Ontario Construction News staff writer
Applications are being accepted until Apr. 28 for two new initiatives expected to accelerate building retrofits: the Deep Retrofit Accelerator Initiative (DRAI) and the Greener Neighbourhoods Pilot Program (GNPP).
The $200-million Deep Retrofit Accelerator Initiative will invest in projects that support the development of deep retrofits in commercial, institutional or mid- or high-rise multi-unit residential buildings across Canada.
Selected projects will establish and collect deep retrofit projects, guide building owners in the process of developing and implementing specific retrofit projects, identify available funding and financing for specific deep retrofit projects, and conduct capacity building activities, such as developing or implementing new, standardized or replicable methods for deep retrofits.
The call for applications is open to organizations including nonprofits, private firms, civil society, municipalities, provinces and territories, and Indigenous organizations and groups.
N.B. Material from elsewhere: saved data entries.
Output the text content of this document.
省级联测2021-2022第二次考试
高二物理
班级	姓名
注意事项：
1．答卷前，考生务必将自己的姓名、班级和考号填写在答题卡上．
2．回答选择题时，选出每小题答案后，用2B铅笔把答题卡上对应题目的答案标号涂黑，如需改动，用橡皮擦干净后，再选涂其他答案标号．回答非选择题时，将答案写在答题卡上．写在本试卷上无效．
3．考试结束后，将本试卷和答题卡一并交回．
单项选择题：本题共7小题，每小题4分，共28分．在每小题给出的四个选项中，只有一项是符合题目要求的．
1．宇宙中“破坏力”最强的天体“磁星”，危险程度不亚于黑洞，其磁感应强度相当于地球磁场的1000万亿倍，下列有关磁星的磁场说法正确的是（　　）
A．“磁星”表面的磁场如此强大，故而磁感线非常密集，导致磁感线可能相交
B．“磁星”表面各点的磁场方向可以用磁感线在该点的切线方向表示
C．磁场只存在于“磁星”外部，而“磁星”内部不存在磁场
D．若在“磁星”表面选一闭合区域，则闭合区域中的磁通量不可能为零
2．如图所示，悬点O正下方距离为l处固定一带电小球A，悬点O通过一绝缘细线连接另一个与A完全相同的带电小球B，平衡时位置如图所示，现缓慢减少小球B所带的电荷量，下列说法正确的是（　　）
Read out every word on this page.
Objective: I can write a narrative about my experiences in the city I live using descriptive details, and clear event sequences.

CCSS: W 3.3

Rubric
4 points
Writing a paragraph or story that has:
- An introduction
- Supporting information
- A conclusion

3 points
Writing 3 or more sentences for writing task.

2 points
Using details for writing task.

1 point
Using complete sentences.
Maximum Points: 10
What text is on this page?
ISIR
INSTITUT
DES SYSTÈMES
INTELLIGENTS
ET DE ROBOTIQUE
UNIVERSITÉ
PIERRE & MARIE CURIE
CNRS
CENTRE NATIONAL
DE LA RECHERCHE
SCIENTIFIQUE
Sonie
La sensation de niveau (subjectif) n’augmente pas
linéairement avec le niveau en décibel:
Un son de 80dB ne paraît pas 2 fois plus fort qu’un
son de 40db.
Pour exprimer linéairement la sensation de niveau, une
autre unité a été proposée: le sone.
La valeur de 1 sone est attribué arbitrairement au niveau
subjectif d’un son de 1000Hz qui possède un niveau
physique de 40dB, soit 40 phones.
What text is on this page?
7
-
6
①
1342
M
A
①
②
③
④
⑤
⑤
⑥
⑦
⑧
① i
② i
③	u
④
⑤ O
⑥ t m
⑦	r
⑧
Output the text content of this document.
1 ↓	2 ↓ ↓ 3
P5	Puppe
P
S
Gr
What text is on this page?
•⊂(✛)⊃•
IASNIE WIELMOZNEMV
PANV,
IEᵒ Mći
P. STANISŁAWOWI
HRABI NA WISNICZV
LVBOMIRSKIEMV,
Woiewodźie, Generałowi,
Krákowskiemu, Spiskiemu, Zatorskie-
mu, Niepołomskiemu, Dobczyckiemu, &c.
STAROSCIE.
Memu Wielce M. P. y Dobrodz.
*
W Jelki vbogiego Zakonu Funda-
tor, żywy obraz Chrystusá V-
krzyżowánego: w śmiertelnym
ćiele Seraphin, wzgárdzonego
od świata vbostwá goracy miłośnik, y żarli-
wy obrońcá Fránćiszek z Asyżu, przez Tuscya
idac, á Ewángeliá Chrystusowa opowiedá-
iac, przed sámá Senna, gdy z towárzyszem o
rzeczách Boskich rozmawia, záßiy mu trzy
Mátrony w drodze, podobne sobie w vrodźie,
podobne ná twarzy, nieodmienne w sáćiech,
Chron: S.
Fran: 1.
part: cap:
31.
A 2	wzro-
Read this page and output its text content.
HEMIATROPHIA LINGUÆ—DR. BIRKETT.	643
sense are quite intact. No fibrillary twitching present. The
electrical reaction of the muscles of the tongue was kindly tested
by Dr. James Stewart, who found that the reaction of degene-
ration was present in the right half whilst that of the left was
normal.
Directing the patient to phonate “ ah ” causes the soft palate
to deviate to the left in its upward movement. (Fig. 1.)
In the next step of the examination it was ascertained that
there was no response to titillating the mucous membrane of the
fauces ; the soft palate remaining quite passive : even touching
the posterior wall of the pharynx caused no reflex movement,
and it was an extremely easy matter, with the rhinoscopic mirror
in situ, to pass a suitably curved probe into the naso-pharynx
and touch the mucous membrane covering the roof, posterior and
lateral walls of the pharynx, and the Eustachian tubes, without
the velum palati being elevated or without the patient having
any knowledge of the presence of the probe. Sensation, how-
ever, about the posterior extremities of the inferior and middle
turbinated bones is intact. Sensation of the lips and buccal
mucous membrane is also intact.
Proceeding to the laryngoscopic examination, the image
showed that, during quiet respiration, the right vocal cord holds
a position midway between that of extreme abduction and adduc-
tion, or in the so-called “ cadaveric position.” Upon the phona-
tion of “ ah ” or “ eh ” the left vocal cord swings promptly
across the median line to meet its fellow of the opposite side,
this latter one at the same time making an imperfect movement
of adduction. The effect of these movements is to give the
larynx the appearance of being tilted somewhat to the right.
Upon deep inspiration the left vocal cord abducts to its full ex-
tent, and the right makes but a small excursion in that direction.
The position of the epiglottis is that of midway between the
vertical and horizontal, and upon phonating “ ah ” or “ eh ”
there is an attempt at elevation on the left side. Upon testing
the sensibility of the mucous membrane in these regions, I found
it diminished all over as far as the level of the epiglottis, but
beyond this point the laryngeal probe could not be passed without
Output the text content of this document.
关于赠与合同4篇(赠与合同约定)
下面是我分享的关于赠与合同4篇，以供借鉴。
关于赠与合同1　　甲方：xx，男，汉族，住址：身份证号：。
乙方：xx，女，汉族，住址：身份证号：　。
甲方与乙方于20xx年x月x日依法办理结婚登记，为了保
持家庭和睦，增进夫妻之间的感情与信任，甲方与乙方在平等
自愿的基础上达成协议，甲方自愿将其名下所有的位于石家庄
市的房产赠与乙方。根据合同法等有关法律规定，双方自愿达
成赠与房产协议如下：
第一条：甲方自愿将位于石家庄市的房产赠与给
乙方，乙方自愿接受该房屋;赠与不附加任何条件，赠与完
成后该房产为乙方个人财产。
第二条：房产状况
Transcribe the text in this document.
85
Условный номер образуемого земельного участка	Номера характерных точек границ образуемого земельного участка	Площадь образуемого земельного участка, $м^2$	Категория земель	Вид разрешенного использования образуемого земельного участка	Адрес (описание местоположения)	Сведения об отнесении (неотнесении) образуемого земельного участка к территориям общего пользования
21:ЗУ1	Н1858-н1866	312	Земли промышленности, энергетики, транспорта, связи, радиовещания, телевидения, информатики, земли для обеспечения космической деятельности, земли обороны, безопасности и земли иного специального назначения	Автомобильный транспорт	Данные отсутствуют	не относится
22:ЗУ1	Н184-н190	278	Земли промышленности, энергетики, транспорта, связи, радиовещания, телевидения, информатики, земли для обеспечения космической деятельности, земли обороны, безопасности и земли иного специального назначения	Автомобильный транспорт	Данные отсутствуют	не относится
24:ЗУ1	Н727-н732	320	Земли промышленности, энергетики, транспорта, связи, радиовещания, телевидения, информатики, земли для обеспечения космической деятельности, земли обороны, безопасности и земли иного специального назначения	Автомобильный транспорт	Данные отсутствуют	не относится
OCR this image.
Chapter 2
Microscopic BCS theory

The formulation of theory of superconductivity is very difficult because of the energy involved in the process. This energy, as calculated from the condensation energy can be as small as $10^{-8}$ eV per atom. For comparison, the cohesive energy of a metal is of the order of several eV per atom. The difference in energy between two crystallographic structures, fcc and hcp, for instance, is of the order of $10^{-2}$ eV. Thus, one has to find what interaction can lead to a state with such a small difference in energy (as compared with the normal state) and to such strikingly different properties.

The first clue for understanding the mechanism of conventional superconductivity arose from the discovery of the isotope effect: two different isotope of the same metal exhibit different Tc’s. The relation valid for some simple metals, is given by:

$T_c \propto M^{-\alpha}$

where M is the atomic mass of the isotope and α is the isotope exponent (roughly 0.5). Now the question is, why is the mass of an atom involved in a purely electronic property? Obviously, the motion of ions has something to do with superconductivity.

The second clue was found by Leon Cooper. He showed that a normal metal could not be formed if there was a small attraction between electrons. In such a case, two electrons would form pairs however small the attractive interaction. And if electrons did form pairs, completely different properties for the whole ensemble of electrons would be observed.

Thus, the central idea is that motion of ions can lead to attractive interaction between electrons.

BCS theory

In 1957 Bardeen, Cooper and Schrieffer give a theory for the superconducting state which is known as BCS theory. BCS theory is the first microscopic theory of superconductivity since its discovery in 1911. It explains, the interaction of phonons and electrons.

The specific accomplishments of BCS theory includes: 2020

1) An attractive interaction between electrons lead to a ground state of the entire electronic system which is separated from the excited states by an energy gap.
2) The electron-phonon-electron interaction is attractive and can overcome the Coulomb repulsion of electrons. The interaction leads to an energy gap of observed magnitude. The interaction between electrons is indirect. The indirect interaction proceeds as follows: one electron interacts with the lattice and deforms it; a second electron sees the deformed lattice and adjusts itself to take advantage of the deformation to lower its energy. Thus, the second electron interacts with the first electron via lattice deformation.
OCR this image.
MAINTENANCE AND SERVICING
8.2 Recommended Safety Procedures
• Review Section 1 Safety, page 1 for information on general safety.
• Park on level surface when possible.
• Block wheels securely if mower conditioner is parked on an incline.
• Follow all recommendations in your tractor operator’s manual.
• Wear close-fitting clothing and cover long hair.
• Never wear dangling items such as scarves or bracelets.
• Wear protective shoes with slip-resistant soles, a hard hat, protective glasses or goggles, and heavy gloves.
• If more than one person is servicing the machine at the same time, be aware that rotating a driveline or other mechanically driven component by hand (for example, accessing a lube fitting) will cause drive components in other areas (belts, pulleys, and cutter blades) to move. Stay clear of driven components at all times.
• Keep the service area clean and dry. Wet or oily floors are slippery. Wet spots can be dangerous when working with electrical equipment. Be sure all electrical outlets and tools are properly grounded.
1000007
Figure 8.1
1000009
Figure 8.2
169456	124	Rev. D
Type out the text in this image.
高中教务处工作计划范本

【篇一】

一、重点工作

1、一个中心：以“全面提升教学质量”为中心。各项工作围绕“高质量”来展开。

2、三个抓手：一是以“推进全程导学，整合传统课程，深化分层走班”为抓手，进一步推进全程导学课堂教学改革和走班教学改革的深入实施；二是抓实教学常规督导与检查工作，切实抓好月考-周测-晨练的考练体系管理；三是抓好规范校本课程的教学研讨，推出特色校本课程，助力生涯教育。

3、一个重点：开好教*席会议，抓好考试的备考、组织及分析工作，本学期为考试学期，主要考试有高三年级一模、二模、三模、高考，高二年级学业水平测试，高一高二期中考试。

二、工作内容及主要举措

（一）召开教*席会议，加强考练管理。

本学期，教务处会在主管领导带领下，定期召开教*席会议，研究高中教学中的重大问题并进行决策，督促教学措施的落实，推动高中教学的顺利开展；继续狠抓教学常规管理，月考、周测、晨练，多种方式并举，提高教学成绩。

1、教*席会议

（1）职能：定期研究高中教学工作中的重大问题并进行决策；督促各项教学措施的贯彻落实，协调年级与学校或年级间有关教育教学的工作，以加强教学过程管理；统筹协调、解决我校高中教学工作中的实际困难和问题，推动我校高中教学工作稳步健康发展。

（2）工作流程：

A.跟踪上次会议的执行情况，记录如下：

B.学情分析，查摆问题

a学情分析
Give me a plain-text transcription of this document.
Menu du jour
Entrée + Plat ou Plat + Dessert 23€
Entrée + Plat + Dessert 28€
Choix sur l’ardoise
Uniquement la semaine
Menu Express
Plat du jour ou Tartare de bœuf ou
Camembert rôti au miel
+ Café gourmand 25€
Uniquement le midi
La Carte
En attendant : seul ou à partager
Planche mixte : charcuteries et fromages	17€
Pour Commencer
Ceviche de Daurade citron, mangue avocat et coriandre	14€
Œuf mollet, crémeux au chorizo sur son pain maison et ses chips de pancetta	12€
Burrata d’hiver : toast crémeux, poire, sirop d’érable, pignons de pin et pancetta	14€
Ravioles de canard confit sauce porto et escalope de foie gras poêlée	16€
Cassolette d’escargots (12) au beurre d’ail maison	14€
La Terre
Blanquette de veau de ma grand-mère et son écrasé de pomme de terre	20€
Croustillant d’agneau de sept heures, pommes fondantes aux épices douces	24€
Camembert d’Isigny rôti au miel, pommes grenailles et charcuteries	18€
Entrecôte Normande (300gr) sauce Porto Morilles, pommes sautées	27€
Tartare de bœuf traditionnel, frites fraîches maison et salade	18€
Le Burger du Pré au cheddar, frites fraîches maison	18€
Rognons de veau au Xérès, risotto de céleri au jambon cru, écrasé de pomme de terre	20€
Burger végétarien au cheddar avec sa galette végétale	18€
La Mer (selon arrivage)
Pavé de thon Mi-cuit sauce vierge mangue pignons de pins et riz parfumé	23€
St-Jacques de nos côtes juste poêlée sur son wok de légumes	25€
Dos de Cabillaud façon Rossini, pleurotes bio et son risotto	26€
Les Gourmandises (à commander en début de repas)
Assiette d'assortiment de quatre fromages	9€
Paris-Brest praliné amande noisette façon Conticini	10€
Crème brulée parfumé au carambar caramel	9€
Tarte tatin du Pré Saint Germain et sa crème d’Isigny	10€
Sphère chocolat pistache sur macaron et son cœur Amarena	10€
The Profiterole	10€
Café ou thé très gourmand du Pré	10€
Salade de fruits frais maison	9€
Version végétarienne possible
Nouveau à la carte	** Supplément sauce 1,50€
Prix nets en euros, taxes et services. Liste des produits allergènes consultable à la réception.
DRAI applications will remain open until Apr. 28 and Indigenous organizations can apply on an ongoing basis until March 31, 2025, or until funding is fully distributed.
Greener Neighbourhoods Pilot Program
The $35.5-million Greener Neighbourhoods Pilot Program will support up to six communities across Canada to develop integrated approaches to deep energy retrofits — or a major building renovation project — such as upgrading building walls and insulation or upgrading space heating equipment. The call for proposals for Market Development Teams will remain open until April 5.
Phase one of the program will support regional market development teams (MDTs) in preparing scalable deep energy retrofit plans for their communities. MDTs can convene and coordinate supply-side and demand-side actors to broker aggregated deep energy retrofit projects, find solutions to regional gaps and barriers, and drive market transformation in their regions.
Proposals are being accepted from nonprofits, private firms, and Indigenous organizations and groups. Successful applicants could receive contributions of up to $1 million per project.
The call for proposals under phase two is expected to launch by the summer of 2023. This will support demonstration projects in up to six communities, targeting clusters of low-rise housing (at least 100 units). These proposals will explore innovative and cost-effective pathways for more affordable and efficient building renovations.
“Retrofitting Canada’s buildings stock provides us with the opportunity to make communities more resilient to climate-related impacts while reducing emissions and utility bills, increasing energy efficiency and creating good-paying jobs in construction and maintenance. The Government of Canada opened a call for applications for projects that will enable retrofits in the buildings sector,” said Jonathan Wilkinson, minister of natural resources.
More than two-thirds of buildings that will be standing in Canada in 2050 have already been built today, and most of them need to be retrofitted to make them more sustainable.